Prashant noted that the move from academic to translational medicine required a dramatic change in thinking.
“In the lab, people work in a very linear way based on how the money is targeted; in a company, you’re in the middle of the ocean and need to chart a path out without a map,” he said. In industry, he can’t just work on the science while neglecting other functions such as business operations, human resources, finance.
Perhaps most important, at least to Sachi’s co-founders, you can no longer measure your success by publications – you can only meaningfully measure success by getting to market and having an impact on patients.
Anushree adds that having two small children has helped both founders switch mindset. The non-linear nature of parenting has helped them both use the pressure of managing career and family to become more flexible, less resistant to change, more open to new ways of getting things done. This has borne fruit for family and for their passion project, which is now garnering attention throughout industry.

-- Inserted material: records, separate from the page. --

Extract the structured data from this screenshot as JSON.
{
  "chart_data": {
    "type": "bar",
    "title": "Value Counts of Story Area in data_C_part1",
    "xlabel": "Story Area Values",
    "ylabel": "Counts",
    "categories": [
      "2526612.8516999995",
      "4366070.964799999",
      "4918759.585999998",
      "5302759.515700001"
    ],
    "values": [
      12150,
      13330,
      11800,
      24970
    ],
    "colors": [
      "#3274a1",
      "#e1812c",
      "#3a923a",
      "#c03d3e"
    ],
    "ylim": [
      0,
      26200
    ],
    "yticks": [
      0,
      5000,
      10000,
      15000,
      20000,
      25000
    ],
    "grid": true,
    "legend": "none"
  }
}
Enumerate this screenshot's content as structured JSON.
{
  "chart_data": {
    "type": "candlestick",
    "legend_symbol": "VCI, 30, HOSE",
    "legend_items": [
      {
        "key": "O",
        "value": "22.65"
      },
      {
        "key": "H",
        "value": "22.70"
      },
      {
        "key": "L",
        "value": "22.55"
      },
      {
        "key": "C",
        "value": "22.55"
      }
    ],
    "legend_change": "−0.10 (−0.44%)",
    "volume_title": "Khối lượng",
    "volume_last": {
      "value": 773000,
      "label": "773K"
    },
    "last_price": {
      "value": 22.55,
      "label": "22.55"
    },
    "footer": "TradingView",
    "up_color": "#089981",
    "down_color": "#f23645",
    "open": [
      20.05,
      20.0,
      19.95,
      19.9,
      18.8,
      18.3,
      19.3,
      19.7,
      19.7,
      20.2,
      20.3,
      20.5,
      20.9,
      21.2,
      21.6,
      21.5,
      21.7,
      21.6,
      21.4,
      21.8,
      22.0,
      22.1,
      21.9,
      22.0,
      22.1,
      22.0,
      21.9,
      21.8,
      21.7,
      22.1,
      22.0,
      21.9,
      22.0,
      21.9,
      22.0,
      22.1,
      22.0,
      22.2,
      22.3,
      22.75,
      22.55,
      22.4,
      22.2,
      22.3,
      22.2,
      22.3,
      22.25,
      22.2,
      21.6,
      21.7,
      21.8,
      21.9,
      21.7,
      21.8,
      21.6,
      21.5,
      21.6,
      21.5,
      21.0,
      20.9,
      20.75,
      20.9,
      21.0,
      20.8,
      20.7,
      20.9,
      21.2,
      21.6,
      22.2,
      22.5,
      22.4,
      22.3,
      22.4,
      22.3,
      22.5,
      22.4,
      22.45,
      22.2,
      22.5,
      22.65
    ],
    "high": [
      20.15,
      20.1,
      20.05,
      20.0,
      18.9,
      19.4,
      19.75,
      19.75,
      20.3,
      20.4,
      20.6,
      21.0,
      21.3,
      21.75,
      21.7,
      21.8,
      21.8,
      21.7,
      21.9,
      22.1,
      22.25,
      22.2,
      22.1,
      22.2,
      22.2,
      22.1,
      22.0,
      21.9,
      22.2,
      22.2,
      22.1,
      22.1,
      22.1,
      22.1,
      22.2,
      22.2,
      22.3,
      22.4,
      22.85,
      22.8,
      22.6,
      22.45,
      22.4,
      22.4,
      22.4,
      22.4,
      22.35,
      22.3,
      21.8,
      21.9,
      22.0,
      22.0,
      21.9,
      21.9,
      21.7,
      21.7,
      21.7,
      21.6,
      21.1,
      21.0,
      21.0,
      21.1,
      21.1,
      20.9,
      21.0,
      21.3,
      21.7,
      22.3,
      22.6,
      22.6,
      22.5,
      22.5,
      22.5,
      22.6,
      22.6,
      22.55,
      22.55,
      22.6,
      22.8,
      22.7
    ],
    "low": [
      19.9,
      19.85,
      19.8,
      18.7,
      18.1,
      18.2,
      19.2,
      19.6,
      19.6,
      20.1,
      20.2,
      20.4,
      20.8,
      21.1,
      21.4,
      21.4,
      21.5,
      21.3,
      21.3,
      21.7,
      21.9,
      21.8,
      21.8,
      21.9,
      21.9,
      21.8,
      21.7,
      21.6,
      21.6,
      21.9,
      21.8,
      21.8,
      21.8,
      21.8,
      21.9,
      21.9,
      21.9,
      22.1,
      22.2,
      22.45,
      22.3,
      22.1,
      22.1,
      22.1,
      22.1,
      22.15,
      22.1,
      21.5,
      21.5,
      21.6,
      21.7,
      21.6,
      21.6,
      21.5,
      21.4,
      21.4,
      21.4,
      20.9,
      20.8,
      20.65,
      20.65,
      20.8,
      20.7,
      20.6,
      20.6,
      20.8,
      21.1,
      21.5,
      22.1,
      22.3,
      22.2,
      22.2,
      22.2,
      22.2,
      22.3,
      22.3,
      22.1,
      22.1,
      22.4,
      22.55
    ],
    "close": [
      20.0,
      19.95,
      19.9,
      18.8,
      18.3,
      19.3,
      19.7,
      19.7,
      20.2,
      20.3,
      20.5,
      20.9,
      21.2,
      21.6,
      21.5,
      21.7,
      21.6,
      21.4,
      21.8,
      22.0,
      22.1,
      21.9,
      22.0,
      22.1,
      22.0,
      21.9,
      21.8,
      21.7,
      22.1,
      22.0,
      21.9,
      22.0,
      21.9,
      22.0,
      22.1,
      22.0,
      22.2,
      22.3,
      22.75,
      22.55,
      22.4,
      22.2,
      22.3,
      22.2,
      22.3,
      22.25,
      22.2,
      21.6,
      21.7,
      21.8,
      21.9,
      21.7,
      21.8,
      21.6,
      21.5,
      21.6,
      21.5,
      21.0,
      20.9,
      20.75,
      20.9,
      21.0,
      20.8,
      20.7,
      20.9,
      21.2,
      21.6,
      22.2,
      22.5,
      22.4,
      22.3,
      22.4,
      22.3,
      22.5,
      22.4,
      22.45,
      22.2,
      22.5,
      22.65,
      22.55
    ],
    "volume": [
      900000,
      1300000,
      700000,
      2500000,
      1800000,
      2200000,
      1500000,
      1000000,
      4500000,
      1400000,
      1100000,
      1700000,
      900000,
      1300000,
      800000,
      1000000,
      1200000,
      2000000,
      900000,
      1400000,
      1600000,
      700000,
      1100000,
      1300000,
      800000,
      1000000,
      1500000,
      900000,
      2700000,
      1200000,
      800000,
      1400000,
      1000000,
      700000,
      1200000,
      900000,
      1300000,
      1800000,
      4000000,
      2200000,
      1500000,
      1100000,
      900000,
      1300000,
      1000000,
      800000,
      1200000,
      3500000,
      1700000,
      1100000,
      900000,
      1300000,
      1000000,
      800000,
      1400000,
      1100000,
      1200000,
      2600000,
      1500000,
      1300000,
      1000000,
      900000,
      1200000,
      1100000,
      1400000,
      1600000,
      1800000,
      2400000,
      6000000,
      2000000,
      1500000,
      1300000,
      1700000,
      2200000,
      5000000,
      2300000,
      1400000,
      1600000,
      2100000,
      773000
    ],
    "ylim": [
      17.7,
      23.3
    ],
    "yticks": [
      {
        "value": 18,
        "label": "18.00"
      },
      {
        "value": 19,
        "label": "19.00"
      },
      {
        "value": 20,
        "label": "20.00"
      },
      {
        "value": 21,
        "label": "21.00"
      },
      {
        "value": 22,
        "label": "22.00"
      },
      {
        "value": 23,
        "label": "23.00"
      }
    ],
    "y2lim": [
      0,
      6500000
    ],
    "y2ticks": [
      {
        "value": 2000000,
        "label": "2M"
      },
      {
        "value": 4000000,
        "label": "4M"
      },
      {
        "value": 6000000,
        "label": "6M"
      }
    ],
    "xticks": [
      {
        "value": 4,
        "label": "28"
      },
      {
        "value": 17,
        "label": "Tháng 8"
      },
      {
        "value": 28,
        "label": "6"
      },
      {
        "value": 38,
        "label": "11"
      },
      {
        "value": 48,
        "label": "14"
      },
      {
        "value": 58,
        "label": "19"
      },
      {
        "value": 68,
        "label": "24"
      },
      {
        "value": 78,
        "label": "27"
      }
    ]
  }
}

Sachi has funded its work primarily through SBIR grants and other non-dilutive forms of funding. Even without big-name VC fund checks and the industry connections that come with them, Sachi says it will have its first drug ready for human testing in 2023, just three years after inception.
If it can achieve that goal, and continue to build a platform for fast, custom-manufactured precision genetic medicines, it would indeed represent a significant shift in drug discovery.